After a recently formed community group objected to the planned demolition of Tire Swing Park, the State Dept. of Transportation agreed this week to look into an alternative.
The current plan is to tear down the park’s wooden play equipment and the mature trees that shade it, to make way for a new playground with more modern equipment and water features. Now, less than three weeks before construction is scheduled to begin, D.O.T. is working on a way to maintain as much of the original park as possible.
“It’s a step in the right direction but not the last step,” said Matthew Fenton, who co-founded the Coalition to Save Tire Swing Park. “For the first time, they didn’t say no.”
State D.O.T. will present two options for the park’s future to Community Board 1’s Battery Park City Committee Oct. 6. The committee and then the full board will vote on one of the plans, and that is what will be built, D.O.T. spokesperson Adam Levine said.
The C.B. 1 committee and full board approved the original plan, but members are willing to consider alternatives.
D.O.T. officials made the commitment to revisit the design at a meeting Monday night of the W. Thames Park Working Group, which has been discussing the park’s design for months. And the broad strokes of the plan have been on the books for years, as part of the state’s larger Route 9A project.
But the Save Tire Swing Park group just formed last month, saying they had not known about the plans until now and wanted their voices heard.
“We have a lovely park,” said John Dellaportas, founder of the Save West Street Coalition. “There is no reason to bulldoze it. This is not progress.”
The project also includes a leveled playing lawn, a dog run and community gardens, amenities to which the Tire Swing Park group has no objections. And the group has largely given up on objecting to the impetus for the project, a pedestrian promenade stretching from Battery Park up the West Side that was a pet project of former Gov. George Pataki. That promenade will require the loss of some trees and park space, but the Tire Swing Park group hopes to preserve as much of the park’s character and features as possible.
State D.O.T. plans to close the park Oct. 13 to start work on the promenade and bikeway portion, which includes the installation of a gas line. That work will take until Thanksgiving, so D.O.T. has until then to finalize the plan for the rest of the park.
The park is scheduled to reopen by Memorial Day, 2010.
At Monday night’s meeting, D.O.T. announced some smaller changes they have already made to the plan based on the Tire Swing Park group’s concerns. One is to restore a real, rubber tire swing to the finished design, rather than the similar plastic feature that was planned.
“One of the things that is now absolutely evident is that there is no substitution for a tire swing,” said landscape architect Signe Nielsen.
Many residents are also concerned that the D.O.T. plans to cut down nearly two-dozen mature trees. Nielsen said Monday that she found a way to save one of those trees and to add more replacement trees than original planned.
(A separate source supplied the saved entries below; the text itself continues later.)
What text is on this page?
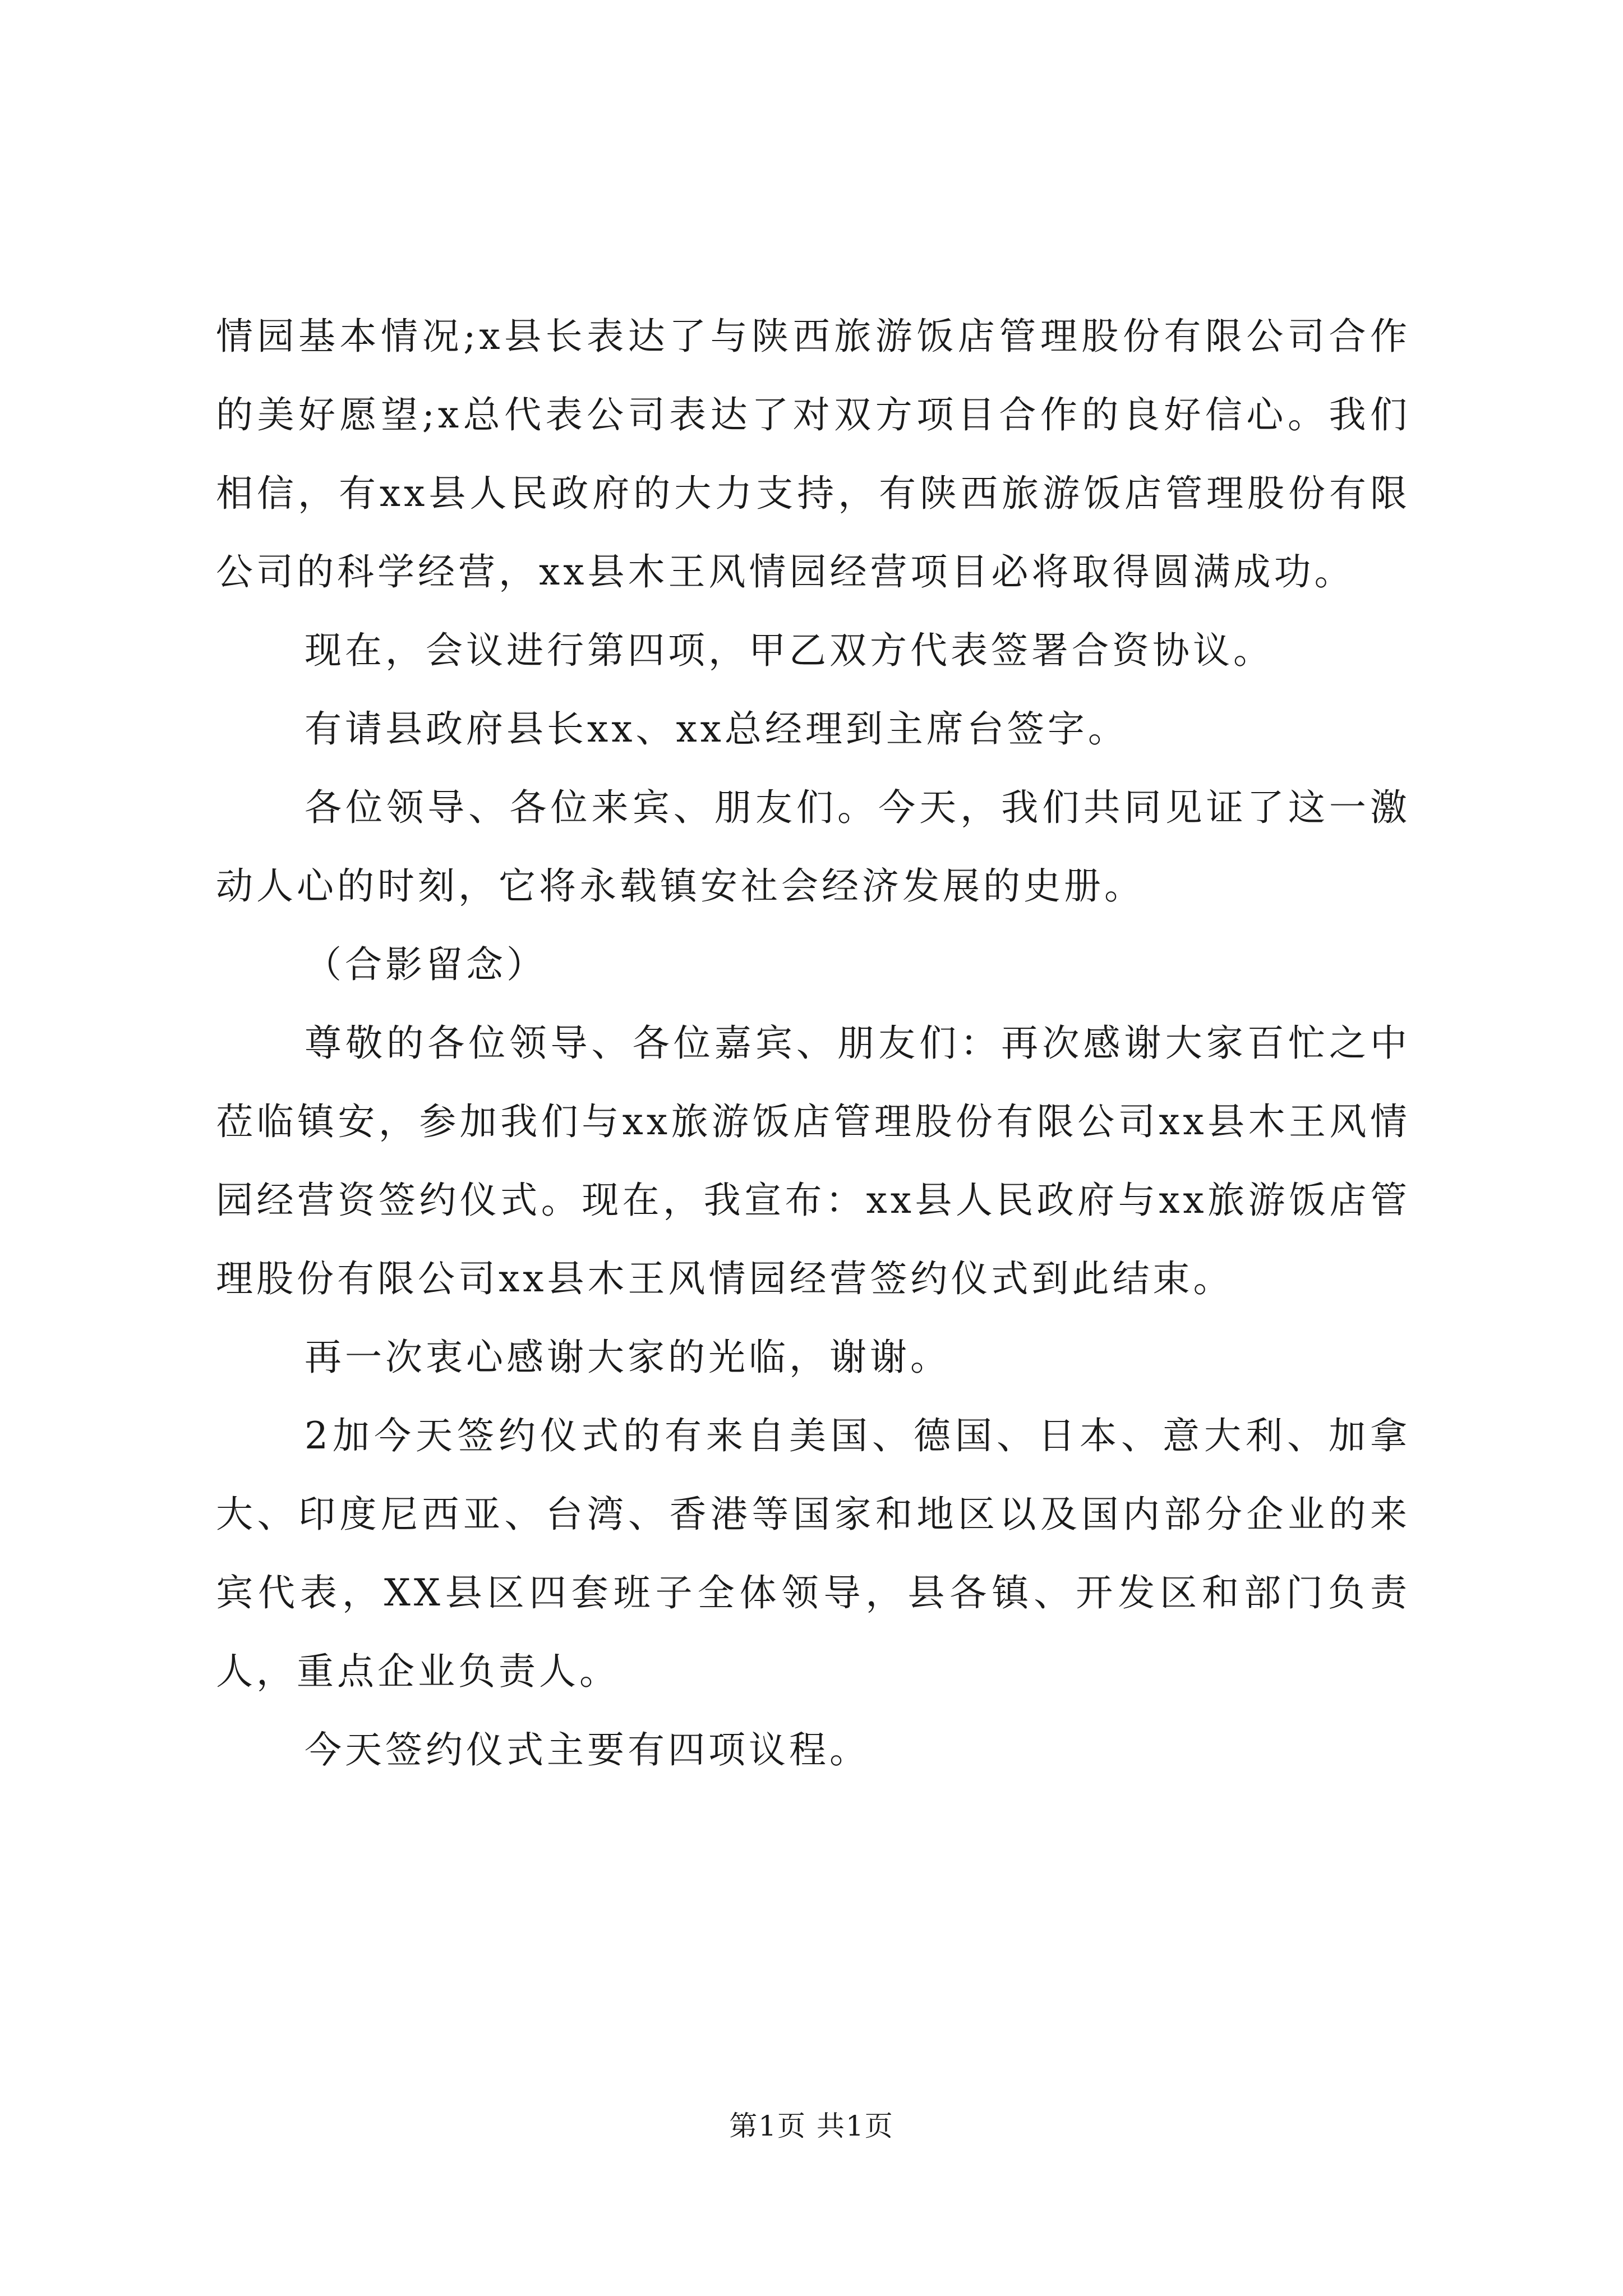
情园基本情况;x县长表达了与陕西旅游饭店管理股份有限公司合作的美好愿望;x总代表公司表达了对双方项目合作的良好信心。我们相信，有xx县人民政府的大力支持，有陕西旅游饭店管理股份有限公司的科学经营，xx县木王风情园经营项目必将取得圆满成功。

现在，会议进行第四项，甲乙双方代表签署合资协议。

有请县政府县长xx、xx总经理到主席台签字。

各位领导、各位来宾、朋友们。今天，我们共同见证了这一激动人心的时刻，它将永载镇安社会经济发展的史册。

（合影留念）

尊敬的各位领导、各位嘉宾、朋友们：再次感谢大家百忙之中莅临镇安，参加我们与xx旅游饭店管理股份有限公司xx县木王风情园经营资签约仪式。现在，我宣布：xx县人民政府与xx旅游饭店管理股份有限公司xx县木王风情园经营签约仪式到此结束。

再一次衷心感谢大家的光临，谢谢。

2加今天签约仪式的有来自美国、德国、日本、意大利、加拿大、印度尼西亚、台湾、香港等国家和地区以及国内部分企业的来宾代表，XX县区四套班子全体领导，县各镇、开发区和部门负责人，重点企业负责人。

今天签约仪式主要有四项议程。

第1页 共1页
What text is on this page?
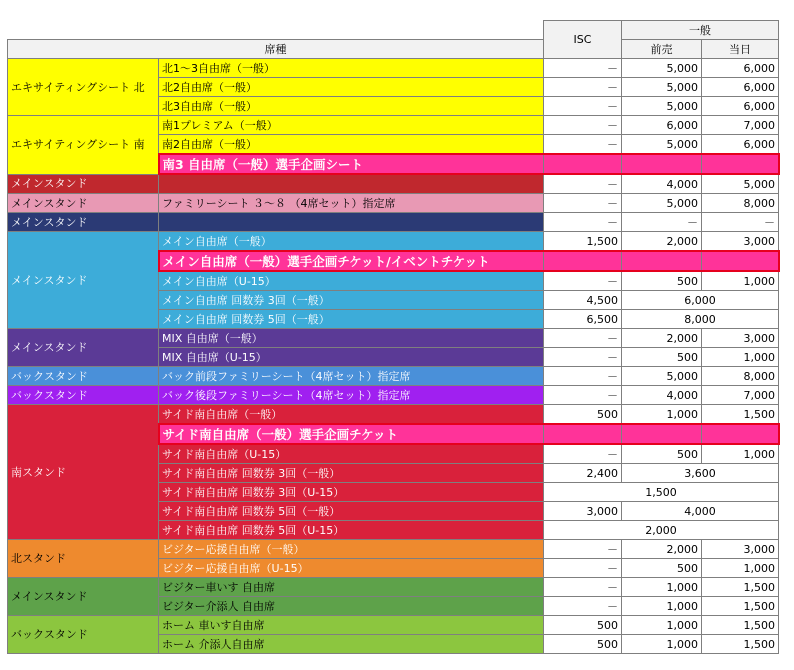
		ISC	一般	
席種			前売	当日
エキサイティングシート 北	北1～3自由席（一般）	－	5,000	6,000
	北2自由席（一般）	－	5,000	6,000
	北3自由席（一般）	－	5,000	6,000
エキサイティングシート 南	南1プレミアム（一般）	－	6,000	7,000
	南2自由席（一般）	－	5,000	6,000
	南3 自由席（一般）選手企画シート			
メインスタンド		－	4,000	5,000
メインスタンド	ファミリーシート ３～８ （4席セット）指定席	－	5,000	8,000
メインスタンド		－	－	－
メインスタンド	メイン自由席（一般）	1,500	2,000	3,000
	メイン自由席（一般）選手企画チケット/イベントチケット			
	メイン自由席（U-15）	－	500	1,000
	メイン自由席 回数券 3回（一般）	4,500	6,000	
	メイン自由席 回数券 5回（一般）	6,500	8,000	
メインスタンド	MIX 自由席（一般）	－	2,000	3,000
	MIX 自由席（U-15）	－	500	1,000
バックスタンド	バック前段ファミリーシート（4席セット）指定席	－	5,000	8,000
バックスタンド	バック後段ファミリーシート（4席セット）指定席	－	4,000	7,000
南スタンド	サイド南自由席（一般）	500	1,000	1,500
	サイド南自由席（一般）選手企画チケット			
	サイド南自由席（U-15）	－	500	1,000
	サイド南自由席 回数券 3回（一般）	2,400	3,600	
	サイド南自由席 回数券 3回（U-15）	1,500		
	サイド南自由席 回数券 5回（一般）	3,000	4,000	
	サイド南自由席 回数券 5回（U-15）	2,000		
北スタンド	ビジター応援自由席（一般）	－	2,000	3,000
	ビジター応援自由席（U-15）	－	500	1,000
メインスタンド	ビジター車いす 自由席	－	1,000	1,500
	ビジター介添人 自由席	－	1,000	1,500
バックスタンド	ホーム 車いす自由席	500	1,000	1,500
	ホーム 介添人自由席	500	1,000	1,500
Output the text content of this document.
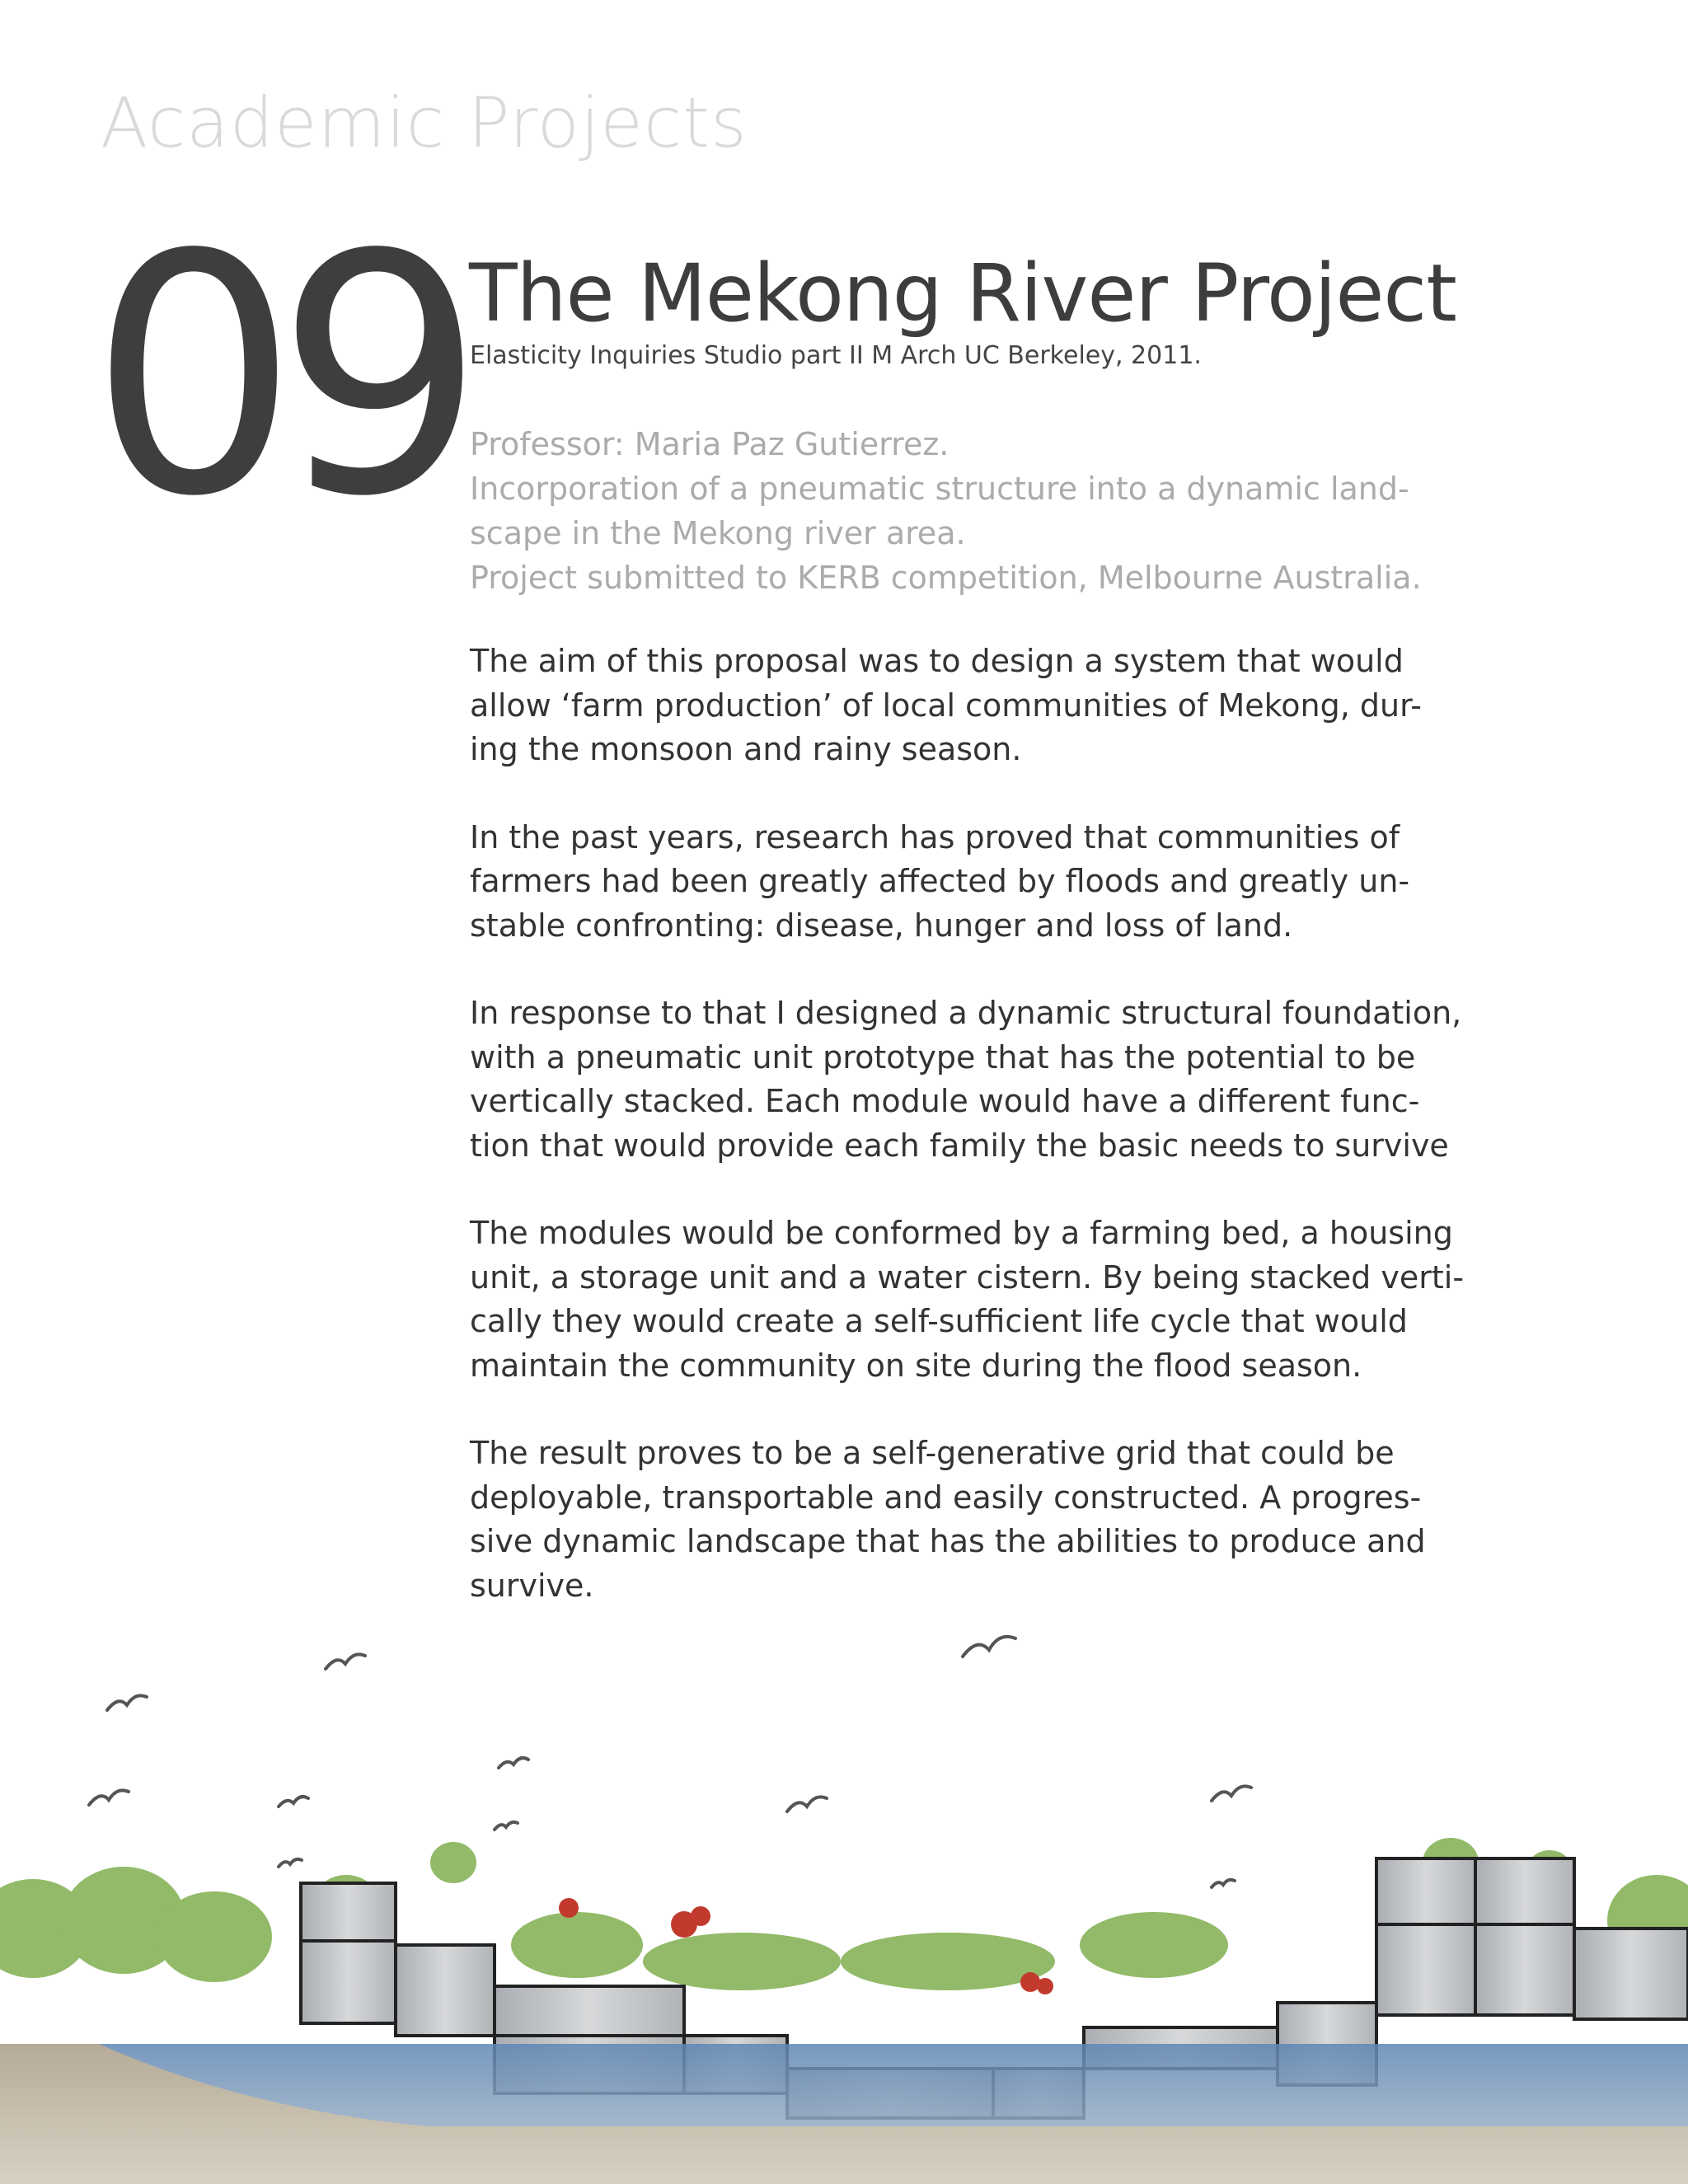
Academic Projects
09 The Mekong River Project
Elasticity Inquiries Studio part II M Arch UC Berkeley, 2011.
Professor: Maria Paz Gutierrez.
Incorporation of a pneumatic structure into a dynamic land-
scape in the Mekong river area.
Project submitted to KERB competition, Melbourne Australia.
The aim of this proposal was to design a system that would
allow ‘farm production’ of local communities of Mekong, dur-
ing the monsoon and rainy season.
In the past years, research has proved that communities of
farmers had been greatly affected by floods and greatly un-
stable confronting: disease, hunger and loss of land.
In response to that I designed a dynamic structural foundation,
with a pneumatic unit prototype that has the potential to be
vertically stacked. Each module would have a different func-
tion that would provide each family the basic needs to survive
The modules would be conformed by a farming bed, a housing
unit, a storage unit and a water cistern. By being stacked verti-
cally they would create a self-sufficient life cycle that would
maintain the community on site during the flood season.
The result proves to be a self-generative grid that could be
deployable, transportable and easily constructed. A progres-
sive dynamic landscape that has the abilities to produce and
survive.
Many of the park’s users, though, say young saplings will be no match for the towering trees in place now, so Nielsen agreed to install a temporary shade structure over part of the playground and to plant trees that will start out at 20 feet tall, rather than the typical 15 feet. Nielsen also presented shade studies showing that while the park is sunny in the morning, by the afternoon the surrounding buildings cast broad shadows over it.
Linda Belfer, chairperson of C.B. 1’s B.P.C. Committee, praised D.O.T. for responding to concerns that came so late in the game, but she also said it is important to come up with a final plan soon and stick to it.
“The longer we screw around with this, the longer it will take to open,” she said.